Помнится, в детстве, как и многие ребятишки, я хотел стать космонавтом. Романтический образ заставлял тысячи детей мечтать о том, что вряд ли могло бы осуществиться в нашей грубой и тяжелой действительности. В более позднее время, будучи подростком, осознав всю тщетность своих детских желаний и посмотрев на мир под другим углом, я вдруг решил бороться с несправедливостью и жестокостью. Как же меня угораздило воплотить свою мечту, которая обернулась, в свою очередь, ночным кошмаром и тем самым стала расплатой за труды. Западный гром услышал мои желания и раздался сокрушительным раскатом над головою.

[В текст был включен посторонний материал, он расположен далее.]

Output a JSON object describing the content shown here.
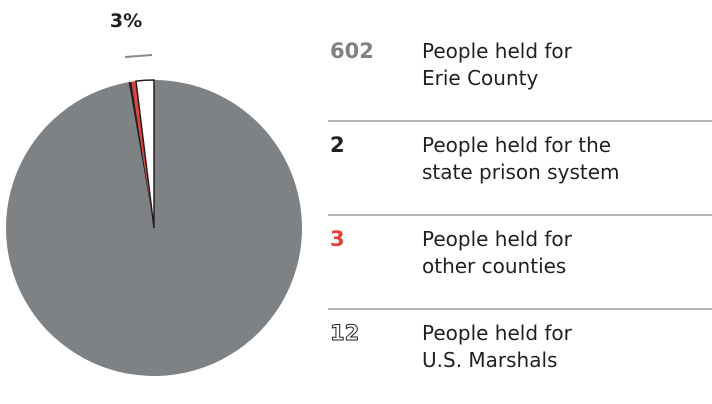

Мне почти сорок. Каждый день я говорю себе: остановись, ты не вечен. Ты не можешь больше смотреть на все эти ужасы. Мир не изменить. Ты хотел сделать хотя бы свой город лучше, где можно было без опасений растить сына или дочь, а в итоге стал инспектирующим падальщиком. И единственное, что тебе остается — горы смердящих трупов. Мы сажаем одного ненормального, а вместо него появляется новый. Борьба стала вестись не ради победы, а ради самой борьбы. Этот проклятый круг никогда не разорвется, потому как люди не меняются. Сотни двигателей прогресса улучшают нашу жизнь, но у прогресса есть и обратная сторона. На тебя не нападают соседние племена. Большинство смертельных ранее болезней можно вылечить. Ты больше не охотишься, чтобы прокормиться. У тебя стабильная работа, приносящая деньги, которые можно спустить на новый зомби-ящик, выпивку, игровую приставку или женщину. Ты… нет, нам! НАМ не нужно больше развивать свой мозг, чтобы держать в нем клад нужной информации. Мы без каких-либо усилий можем найти ответы в интернете на любой интересующий вопрос. ОДНИМ, БЛЯДЬ, ПАЛЬЦЕМ! И весь итог прогресса — разложение. Мы начинаем гнить, ещё не осознавая этого. Со временем привычные вещи начинают надоедать. Нам становится мало тех ощущений, которые можно испытать, не прибегая к насилию. В погоне за новыми ощущениями мы совершаем небольшой проступок, который мало кто даже решил бы осуждать. Но вот мгновение, и мы не заметили, как потеряли контроль над своим сознанием. В руке окровавленный камень, руки тоже в крови. И мы не понимаем, как такое могло произойти, что мы размозжили череп своему товарищу. Отнять жизнь человека одним ударом, значит, почувствовать богоподобную власть. Переступить черту морали общества. Стать его изгоем. Нарушить заповеди, подорвать любовь близкого человека и всадить очередной гвоздь в гроб веры в будущее человечества. А в итоге, вся расплата за содеянное — несколько лет тюрьмы, где будут кормить и лелеять за налоги людей, против устройства системы которого мы и пошли. И всё сначала. Вот и получается, что боремся мы не за победу, а боремся, чтобы бороться. И это утро понедельника — не исключение.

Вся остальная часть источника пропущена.